A pulse. June might survive this. Alison nearly collapsed back to the floor in relief. Fortunately, Jason was there and to
her surprise he wrapped a comforting arm around her shoulders while the paramedics continued working on June.
“Yes. She’s got a pulse,” the woman paramedic said. “It’s thready but there. Keep going with the bag valve mask.”
She didn’t regain consciousness, but Ali could see her chest rising and falling on her own now. They worked on her until two
more paramedics came in with a gurney.
“Where are you taking her?” she asked one of the paramedics.
He gave her the name of a hospital, but she hadn’t been in Seattle long enough to know where that was.
“Does she have family we should contact?”
She stared blankly at him, not at all sure how to answer that. Jason quickly stepped in.
“No. She doesn’t have any family,” he answered. “She has a couple of good friends. She is close with Adam Greene, the president
of the company, but he’s in Hong Kong this week. I can notify him.”
“Will she be okay?” The words rushed out of Ali.
The paramedic shrugged. “The doctors can figure that out better than we can. You did what you could. Good work. If not for
you, we would be taking her to the morgue, not the emergency room.”
After they left, a pall descended on the office. The floor was littered with medical debris. Empty canister wrappings, a discarded
oxygen mask. The air smelled of alcohol wipes, sharp and distinctive.
In the strange silence, Ali felt as if she had somehow miraculously survived a tsunami and was wading her way back to dry
land.
“Wow. You saved her life.” Jason looked shocked.
Margaret Thuy, Juniper’s other assistant, who must have come in while Alison was performing CPR, gave her an admiring look.
“You had nerves of steel. I would have been terrified.

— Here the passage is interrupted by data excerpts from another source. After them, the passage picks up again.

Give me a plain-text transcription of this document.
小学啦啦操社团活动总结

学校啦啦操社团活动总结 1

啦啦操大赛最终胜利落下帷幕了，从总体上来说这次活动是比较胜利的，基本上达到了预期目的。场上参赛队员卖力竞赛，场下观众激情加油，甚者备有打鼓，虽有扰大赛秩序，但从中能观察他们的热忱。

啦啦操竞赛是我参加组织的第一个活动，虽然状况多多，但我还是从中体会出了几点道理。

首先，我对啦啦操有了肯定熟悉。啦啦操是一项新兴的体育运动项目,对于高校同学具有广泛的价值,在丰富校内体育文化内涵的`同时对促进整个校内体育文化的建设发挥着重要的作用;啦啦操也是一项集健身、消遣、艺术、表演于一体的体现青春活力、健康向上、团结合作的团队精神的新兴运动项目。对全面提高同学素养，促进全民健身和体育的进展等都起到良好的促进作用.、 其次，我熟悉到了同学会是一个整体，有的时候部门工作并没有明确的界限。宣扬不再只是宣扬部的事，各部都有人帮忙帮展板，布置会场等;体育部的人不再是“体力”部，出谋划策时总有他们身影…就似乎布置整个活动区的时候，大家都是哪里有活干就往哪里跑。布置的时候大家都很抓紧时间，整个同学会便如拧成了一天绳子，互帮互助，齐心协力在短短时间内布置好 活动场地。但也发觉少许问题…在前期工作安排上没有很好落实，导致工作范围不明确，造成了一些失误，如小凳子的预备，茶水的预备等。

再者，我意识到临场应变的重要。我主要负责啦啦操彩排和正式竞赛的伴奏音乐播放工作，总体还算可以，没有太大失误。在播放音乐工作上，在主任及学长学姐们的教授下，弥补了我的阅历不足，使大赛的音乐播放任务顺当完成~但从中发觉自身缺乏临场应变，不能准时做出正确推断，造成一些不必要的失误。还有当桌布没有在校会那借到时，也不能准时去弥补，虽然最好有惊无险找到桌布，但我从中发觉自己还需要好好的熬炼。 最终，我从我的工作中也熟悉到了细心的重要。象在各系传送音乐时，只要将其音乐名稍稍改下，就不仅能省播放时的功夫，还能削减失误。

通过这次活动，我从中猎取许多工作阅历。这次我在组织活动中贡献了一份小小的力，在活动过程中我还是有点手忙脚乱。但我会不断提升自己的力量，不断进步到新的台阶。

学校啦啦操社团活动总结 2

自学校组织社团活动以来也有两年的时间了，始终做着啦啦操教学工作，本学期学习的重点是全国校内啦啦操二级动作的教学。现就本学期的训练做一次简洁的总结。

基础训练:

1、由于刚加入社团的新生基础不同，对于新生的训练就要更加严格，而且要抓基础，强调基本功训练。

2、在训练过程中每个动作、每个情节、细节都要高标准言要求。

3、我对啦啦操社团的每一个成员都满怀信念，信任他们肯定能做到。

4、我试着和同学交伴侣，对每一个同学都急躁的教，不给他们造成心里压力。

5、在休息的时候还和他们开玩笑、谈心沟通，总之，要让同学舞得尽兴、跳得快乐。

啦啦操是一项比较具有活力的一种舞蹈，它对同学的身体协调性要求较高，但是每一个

How did you learn how to do CPR?”
“My dad died of a heart attack six months ago. I... couldn’t help him. I took a class so I would never find myself in that
position again.”
She was shaking, she suddenly realized. Her arms trembled and her shoulders jerked with fine, small shudders. She was nauseated,
as well. But then, she had not eaten much that morning.
June had been in the middle of firing her. Well, since she was an unpaid intern, she had been in the middle of telling Ali
that her services were no longer needed.
I am sure you will agree that these past three weeks have been something of a disaster, from start to finish.
Ali had seen the disappointment in the other woman’s expression, a kind of pained resignation.
She couldn’t say she didn’t deserve to be canned. She had made a lousy executive intern, especially in a fast-paced tech innovation
company like Move Inc. Juniper left her as nervous as a bag of cats, as her grandmother would say, and she had been completely
out of her comfort zone.
That didn’t matter now. The woman who was the entire reason she had come to Seattle was in the process of being transported
to a hospital and now Alison didn’t know what to do.
She couldn’t simply... walk away. June would need help over the next few days or weeks. Or maybe months. Ali couldn’t abandon
her.
She would stay and help where she could. She could check on her in the hospital, run errands for her. Whatever she needed.
She hadn’t been able to do anything to save her father. But even if June had been in the middle of firing her, Alison wouldn’t
simply slink away in the night, abandoning one of the few family members she had left.